I have dreamt about visiting Mont Saint-Michel for over thirty years. In 1990 the movie “Mindwalk” was released. Liv Ullmann, Sam Waterston, and John Heard spend almost two hours discussing science, philosophy, and the meaning of life. As they do, they walk around the Mont Saint-Michel. I fell in love with the island immediately.
Mont Saint-Michel is a tidal island that sits approximately one kilometer off the coast of Normandy. A tidal island is one that is accessible by walking at low tide, but not at high tide. It covers 4 sq Km (1.5 sq mi) and climbs up to 80 m in height. There are about 25 permanent residents on the island, and 60 buildings. The main structure on Mont Saint-Michel is the Abbey, which was originally constructed in the 9th century, but more on that next week.
The ability to defend Mont Saint-Michel made it an important stronghold over the centuries. Its limited access, height, and the ability to construct ramparts for protection made it a safe haven. The abbey played important roles in the Norman conquest of England and in the Hundred Years War.
Mont Saint-Michel was always a place that could be difficult to visit. It was cut off to everything but boats during high tides, which average 15m (46 ft). In the 1800’s a causeway was built, which gave an easier pathway during low tide, but still would be covered at high tide, and was a collecting area for silt and mud. In 2014, a bridge was built that offers complete access at all times. A large parking area about 5 km (3 mi) away, with an attached Visitor’s Center. There is also a free shuttle service from the visitor’s center that runs from 7:30 AM until Midnight.
Today Mont Saint-Michel is one of the most visited cultural sites in France. Over three million people visit the island every year. Most of them are day-trippers, which gives the area a similar feel to popular cruise ports. It gets very crowded during the middle of the day, but empties out by dinner time.

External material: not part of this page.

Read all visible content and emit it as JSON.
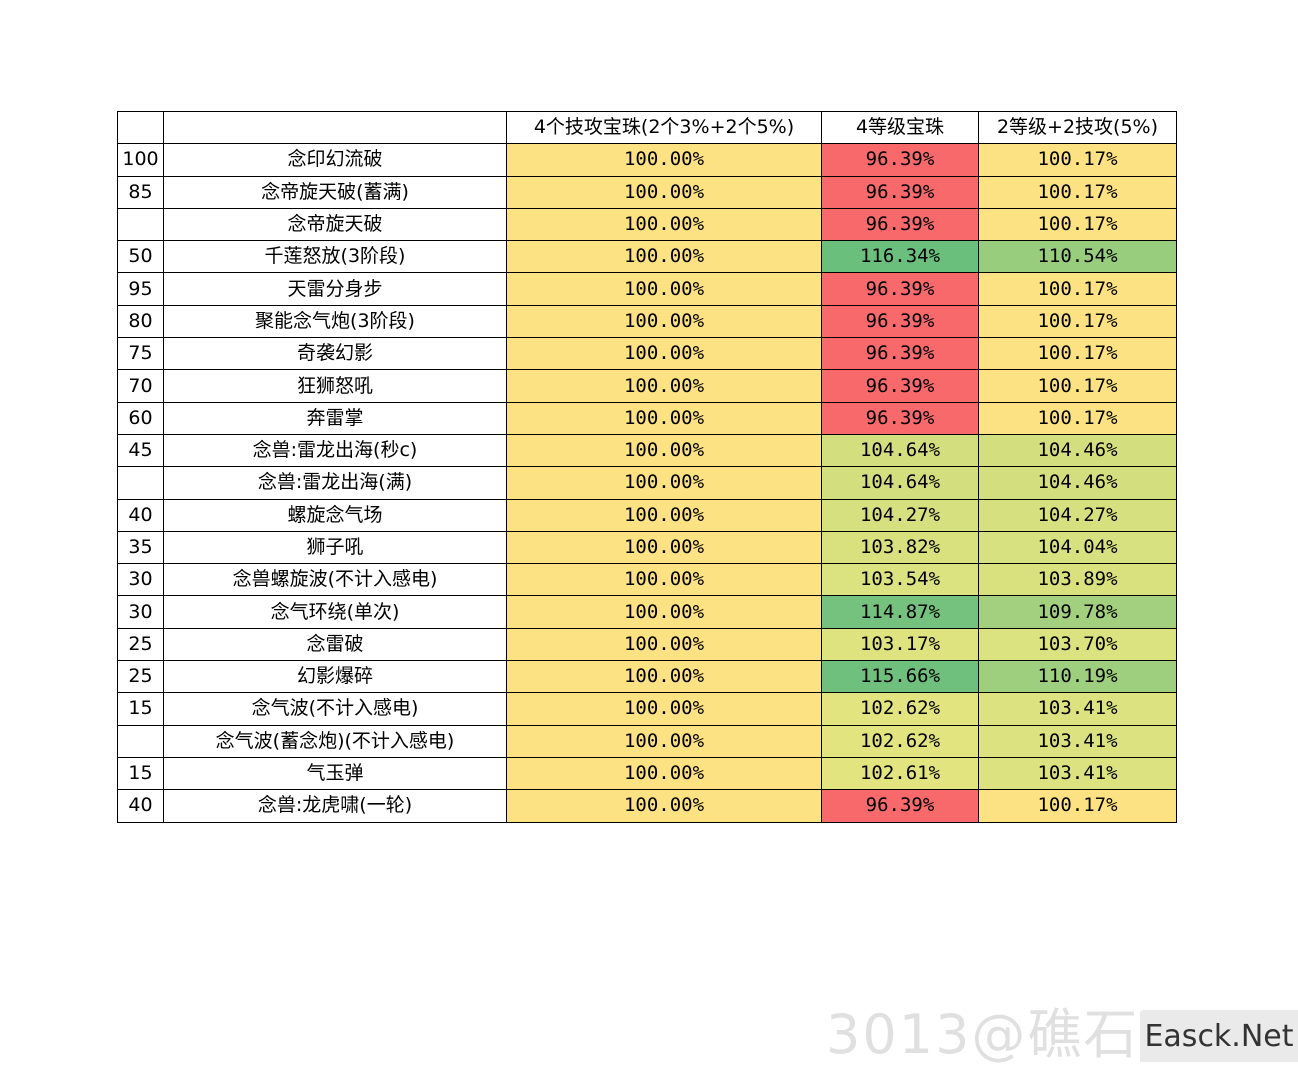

On Mont Saint-Michel there is one main street - Grande Rue, that climbs from the entry gate, uphill to the Abbey. In fact “uphill” is a key term, because a visit here involves climbing hills and steps whichever path you take. Grand Rue is where almost all of the restaurants and tourist shops are located. During the day, it is very crowded, and the restaurants fill up quickly at lunch time, so patience and planning is needed, as you will almost certainly have to wait for a table. I enjoyed lunch at Le Chapeau Rouge, a small restaurant that serves excellent mussels. I also enjoyed a wonderful dinner at Auberge Saint Pierre. If the weather cooperates, there are several places that sell sandwiches and drinks that you can buy and eat along the ramparts.
In my opinion, the best way to see the island is to stay overnight at one of the hotels. The crowds leave in the late afternoon. Grand Rue and the ramparts on the edge of the island empty out, and you can get a good feeling for how Mont Saint-Michel was in the past.
Mont Saint-Michel is one of those places that seems to be “out of time.” Even with the crowds, a walk around the island, especially down the smaller walkways, can take you back centuries.